10/06/2015
Distintivi e ideologie
A volte è nei piccoli particolari che si annidano i segni del tempo, nelle minuzie compare la spiegazione di cose tanto più grandi. E’ il caso dei distintivi di partito su cui vorrei intrattenervi brevemente.
Quando ero giovane (più o meno un secolo fa), erano ancora molto usati distintivi di partito che molti portavano al bavero della giacca come orgogliosa affermazione di identità. Non era solo una forma di propaganda, ma anche una dichiarazione di fede: la politica, all’epoca, aveva sfumature che sconfinavano nel religioso e tutti i partiti erano un po’ chiese, chi cambiava partito era guardato con sospetto e, forse, diventava sospetto a sé stesso. Erano un po’ l’equivalente laico della piccola croce al collo che, non a caso, molti portavano insieme al distintivo, magari di un partito di sinistra.

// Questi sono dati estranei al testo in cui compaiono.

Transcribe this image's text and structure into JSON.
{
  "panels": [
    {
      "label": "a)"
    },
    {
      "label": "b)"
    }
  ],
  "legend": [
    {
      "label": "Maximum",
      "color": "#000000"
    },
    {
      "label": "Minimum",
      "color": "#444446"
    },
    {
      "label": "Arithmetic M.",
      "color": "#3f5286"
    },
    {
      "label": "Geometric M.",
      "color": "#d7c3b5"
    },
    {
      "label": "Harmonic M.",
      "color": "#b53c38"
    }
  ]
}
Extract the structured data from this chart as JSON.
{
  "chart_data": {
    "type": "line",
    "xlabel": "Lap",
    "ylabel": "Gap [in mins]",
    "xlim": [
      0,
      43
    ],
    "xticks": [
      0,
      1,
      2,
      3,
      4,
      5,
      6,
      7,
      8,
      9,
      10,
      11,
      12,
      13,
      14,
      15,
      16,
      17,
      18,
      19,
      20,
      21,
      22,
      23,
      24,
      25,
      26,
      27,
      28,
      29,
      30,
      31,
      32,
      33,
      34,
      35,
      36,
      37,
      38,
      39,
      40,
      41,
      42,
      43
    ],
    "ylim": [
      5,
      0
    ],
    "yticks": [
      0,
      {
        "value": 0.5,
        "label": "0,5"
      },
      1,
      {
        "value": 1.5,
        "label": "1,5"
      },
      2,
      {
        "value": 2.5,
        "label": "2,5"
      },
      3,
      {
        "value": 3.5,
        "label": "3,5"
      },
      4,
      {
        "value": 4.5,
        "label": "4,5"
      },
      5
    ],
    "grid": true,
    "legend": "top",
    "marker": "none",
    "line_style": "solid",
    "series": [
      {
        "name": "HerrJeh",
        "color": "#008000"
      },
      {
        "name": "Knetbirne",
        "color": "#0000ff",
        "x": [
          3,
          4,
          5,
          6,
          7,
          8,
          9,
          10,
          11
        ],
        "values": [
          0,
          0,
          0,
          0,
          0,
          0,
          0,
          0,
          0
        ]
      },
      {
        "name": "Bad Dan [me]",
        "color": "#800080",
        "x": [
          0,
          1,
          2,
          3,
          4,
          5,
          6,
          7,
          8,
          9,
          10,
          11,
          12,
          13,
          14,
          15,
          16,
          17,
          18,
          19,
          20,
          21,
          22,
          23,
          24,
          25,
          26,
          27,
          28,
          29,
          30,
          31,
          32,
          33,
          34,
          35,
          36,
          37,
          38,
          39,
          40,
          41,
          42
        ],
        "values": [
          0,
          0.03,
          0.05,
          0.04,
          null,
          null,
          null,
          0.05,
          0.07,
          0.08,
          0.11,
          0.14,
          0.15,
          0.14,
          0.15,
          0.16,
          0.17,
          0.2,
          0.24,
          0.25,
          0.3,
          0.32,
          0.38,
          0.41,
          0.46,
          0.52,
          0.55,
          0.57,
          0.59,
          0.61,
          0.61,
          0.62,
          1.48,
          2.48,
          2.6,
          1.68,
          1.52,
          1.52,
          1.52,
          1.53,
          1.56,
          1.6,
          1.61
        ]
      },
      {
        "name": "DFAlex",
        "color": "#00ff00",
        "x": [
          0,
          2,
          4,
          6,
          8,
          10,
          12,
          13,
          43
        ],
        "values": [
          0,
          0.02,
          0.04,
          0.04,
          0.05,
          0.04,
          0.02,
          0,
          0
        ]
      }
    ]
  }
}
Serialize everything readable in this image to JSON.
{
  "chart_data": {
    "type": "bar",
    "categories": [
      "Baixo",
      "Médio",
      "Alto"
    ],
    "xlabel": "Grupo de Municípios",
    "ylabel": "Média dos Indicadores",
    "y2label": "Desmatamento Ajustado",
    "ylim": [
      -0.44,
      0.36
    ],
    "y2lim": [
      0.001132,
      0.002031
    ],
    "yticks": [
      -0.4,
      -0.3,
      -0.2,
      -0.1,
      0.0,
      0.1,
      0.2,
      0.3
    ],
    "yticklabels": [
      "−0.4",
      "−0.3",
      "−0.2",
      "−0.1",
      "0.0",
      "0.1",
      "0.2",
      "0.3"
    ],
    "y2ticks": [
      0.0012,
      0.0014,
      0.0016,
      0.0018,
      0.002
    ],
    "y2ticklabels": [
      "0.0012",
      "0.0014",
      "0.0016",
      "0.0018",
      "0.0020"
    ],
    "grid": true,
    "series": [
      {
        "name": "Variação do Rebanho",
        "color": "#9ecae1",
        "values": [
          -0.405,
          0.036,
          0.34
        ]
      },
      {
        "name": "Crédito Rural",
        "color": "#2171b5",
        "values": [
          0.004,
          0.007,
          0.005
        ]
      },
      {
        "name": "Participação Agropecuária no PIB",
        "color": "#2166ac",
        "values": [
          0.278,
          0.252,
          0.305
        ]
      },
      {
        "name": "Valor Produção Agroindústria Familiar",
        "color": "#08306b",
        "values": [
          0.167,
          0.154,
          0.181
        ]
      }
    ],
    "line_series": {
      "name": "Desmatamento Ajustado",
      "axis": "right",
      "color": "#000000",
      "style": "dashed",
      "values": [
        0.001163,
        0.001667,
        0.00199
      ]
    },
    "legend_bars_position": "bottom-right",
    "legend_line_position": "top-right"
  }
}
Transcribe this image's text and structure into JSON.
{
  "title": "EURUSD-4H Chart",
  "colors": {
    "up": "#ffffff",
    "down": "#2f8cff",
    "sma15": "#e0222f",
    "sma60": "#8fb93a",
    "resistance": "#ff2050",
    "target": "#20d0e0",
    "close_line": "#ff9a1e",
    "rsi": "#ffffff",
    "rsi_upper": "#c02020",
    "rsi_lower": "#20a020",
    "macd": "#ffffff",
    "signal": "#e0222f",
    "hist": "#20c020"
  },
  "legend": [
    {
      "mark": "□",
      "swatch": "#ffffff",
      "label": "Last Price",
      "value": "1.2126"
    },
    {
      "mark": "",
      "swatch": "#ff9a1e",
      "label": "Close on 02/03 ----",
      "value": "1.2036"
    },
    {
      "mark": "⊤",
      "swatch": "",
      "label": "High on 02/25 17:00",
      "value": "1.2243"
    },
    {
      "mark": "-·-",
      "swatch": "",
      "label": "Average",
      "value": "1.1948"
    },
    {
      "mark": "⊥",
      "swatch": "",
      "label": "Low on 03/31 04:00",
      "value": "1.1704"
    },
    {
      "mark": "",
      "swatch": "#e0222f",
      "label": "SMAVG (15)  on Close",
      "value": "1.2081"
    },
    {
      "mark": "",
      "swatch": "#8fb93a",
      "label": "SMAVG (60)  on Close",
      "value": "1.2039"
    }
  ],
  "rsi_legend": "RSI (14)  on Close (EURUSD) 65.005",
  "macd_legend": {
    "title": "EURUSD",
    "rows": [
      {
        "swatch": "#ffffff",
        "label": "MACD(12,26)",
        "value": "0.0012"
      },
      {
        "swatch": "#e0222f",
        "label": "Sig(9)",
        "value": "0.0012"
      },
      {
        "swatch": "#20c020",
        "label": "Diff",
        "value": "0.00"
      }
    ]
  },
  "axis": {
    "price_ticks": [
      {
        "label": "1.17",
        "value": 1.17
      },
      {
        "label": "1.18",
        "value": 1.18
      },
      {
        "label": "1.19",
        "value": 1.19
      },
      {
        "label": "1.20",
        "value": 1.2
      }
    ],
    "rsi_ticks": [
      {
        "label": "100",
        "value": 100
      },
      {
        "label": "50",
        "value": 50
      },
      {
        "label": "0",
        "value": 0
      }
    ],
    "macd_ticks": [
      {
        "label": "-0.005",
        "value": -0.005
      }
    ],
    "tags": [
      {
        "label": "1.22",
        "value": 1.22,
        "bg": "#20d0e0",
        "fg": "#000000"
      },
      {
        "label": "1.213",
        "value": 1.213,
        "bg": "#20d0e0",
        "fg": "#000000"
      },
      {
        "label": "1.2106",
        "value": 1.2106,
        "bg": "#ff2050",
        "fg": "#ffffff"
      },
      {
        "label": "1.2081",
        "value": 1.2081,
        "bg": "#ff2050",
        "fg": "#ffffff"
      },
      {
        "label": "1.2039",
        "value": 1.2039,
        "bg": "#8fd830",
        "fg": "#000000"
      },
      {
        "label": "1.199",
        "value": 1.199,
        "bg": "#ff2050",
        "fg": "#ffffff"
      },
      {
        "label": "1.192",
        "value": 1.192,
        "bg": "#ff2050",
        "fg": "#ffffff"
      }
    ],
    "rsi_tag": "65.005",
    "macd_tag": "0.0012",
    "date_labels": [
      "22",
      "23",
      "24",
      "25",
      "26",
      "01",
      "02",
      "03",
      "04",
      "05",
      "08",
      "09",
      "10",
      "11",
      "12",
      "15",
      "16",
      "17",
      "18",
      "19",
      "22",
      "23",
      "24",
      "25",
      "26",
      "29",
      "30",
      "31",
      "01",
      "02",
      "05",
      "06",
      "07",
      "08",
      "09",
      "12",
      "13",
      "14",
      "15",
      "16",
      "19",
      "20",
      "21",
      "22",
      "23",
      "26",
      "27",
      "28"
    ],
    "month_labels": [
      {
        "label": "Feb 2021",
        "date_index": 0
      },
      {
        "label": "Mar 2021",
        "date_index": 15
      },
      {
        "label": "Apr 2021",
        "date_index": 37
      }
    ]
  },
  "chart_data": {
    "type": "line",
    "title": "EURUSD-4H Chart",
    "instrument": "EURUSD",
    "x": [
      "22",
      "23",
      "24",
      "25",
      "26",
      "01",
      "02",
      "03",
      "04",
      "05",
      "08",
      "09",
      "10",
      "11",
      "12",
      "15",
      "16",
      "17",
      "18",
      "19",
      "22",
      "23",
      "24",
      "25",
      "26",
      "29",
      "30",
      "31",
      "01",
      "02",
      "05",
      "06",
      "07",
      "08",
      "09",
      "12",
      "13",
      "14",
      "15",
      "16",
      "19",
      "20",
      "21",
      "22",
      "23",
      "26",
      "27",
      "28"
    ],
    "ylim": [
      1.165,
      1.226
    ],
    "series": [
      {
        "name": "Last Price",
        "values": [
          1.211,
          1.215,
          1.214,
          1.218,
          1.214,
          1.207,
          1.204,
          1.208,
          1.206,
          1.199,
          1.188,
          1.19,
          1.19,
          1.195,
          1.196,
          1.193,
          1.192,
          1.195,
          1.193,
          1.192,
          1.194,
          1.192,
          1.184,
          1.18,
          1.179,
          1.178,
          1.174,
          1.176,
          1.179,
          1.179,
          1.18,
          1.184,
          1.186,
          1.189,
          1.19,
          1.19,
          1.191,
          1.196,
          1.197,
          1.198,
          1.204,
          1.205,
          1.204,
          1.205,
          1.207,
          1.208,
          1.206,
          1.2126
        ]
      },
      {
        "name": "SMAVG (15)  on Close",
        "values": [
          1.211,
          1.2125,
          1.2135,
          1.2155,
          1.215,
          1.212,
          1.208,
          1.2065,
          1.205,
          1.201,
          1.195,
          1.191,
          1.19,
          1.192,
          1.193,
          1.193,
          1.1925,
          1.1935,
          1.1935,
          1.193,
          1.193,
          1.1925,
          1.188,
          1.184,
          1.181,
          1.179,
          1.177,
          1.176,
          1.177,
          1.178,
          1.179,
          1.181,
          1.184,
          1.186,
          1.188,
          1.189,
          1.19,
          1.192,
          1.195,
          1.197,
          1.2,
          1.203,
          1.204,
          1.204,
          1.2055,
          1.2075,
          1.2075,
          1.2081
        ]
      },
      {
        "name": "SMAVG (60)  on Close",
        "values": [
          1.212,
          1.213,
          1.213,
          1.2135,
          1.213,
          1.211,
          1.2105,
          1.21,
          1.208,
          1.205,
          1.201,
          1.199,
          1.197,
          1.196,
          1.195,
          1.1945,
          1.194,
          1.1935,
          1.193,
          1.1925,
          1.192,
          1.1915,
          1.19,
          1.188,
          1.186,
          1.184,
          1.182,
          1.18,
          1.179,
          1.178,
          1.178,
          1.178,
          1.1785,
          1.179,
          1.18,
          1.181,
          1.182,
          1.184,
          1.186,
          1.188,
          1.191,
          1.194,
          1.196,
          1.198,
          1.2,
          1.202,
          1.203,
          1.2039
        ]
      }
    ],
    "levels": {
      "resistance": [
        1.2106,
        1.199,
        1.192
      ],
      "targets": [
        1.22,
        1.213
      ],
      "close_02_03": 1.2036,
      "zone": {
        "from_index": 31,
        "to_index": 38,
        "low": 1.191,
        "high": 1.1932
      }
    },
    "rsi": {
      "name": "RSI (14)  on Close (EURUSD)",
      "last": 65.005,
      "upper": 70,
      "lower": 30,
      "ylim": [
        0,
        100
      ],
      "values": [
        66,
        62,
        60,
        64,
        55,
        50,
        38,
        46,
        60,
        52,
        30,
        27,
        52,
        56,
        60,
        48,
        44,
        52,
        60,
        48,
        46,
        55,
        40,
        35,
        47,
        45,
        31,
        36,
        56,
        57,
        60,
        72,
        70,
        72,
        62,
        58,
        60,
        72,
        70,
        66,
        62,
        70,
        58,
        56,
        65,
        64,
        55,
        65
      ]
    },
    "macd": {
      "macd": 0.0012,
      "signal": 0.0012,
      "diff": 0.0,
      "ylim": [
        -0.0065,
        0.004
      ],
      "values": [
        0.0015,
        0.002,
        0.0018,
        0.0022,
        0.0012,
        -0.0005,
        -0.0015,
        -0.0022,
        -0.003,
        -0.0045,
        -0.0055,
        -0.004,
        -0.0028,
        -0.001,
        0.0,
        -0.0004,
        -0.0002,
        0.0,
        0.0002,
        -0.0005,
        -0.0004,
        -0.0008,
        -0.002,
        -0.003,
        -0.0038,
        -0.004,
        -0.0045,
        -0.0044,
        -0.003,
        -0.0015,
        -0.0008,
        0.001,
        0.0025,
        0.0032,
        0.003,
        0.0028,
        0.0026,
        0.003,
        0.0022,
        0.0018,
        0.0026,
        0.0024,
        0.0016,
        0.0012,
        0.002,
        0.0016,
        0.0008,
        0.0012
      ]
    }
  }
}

Ricordo la sofferenza, ancora dopo molti anni, di alcuni ex comunisti che, dopo l’Ungheria, si erano indotti a togliere il distintivo, ma senza sostituirlo con altri: l’abbandono di quella fede aveva lasciato un vuoto che, anche chi era passato al Psi o al Psdi non riteneva di poter colmare con una nuova fede altrettanto pervasiva, ed i distintivi restavano nel cassetto.
L’amara disillusione sul “dio che aveva tradito” li aveva fatti diffidenti verso ogni altra fede. Ricordo anche molti vecchi militanti (non solo socialisti o comunisti, ma anche missini o democristiani) che, morendo, lasciavano come una reliquia il proprio distintivo a figli e nipoti, insieme alla serie ininterrotta di tessere di partito.
Conseguentemente, i distintivi avevano una loro “importanza” anche materica: in genere erano di ottone o ferro su cui era riprodotto a smalto il simbolo del partito, pesavano una ventina di grammi e costavano qualcosina. Il costo, il peso e la materia ne facevano oggetti destinati a durare nel tempo.
Poi vennero le spillette tonde, larghe ma leggerissime fatte di materiale plastico o di stagnola, effimere sino al futile, intercambiabili e quasi mai avevano un simbolo di partito, ma lo slogan di una qualche campagna o di qualche movimento (come quello contro la guerra). Non erano più segni di una identità politica, culturale, forse esistenziale, ma segnali provvisori di confluenze occasionali e segmentate. Ecco, appunto: non una identità invariante, ma l’espressione di un segmento di vita che lascia l’individuo fluttuare fra esperienze e momenti diversi.
Il segnale di una contaminazione fra l’iper individualismo di massa che fece irruzione negli anni ottanta e la secolarizzazione della politica. Laicità ed effimero: con Nicolini, nell’ottanta, iniziò la moda dell’effimero, anticamera dell’esplosione del narcisismo della nostra epoca. I distintivi di partito si fecero di plastica aprendo la strada ai partiti di plastica.
Nostalgia del tempo della politica “pesante”? No, per lo meno non di come essa fu e del come non potrebbe mai tornare ad essere. Ma critica dell’esistente riflettendo su un piccolo oggetto come un distintivo di partito.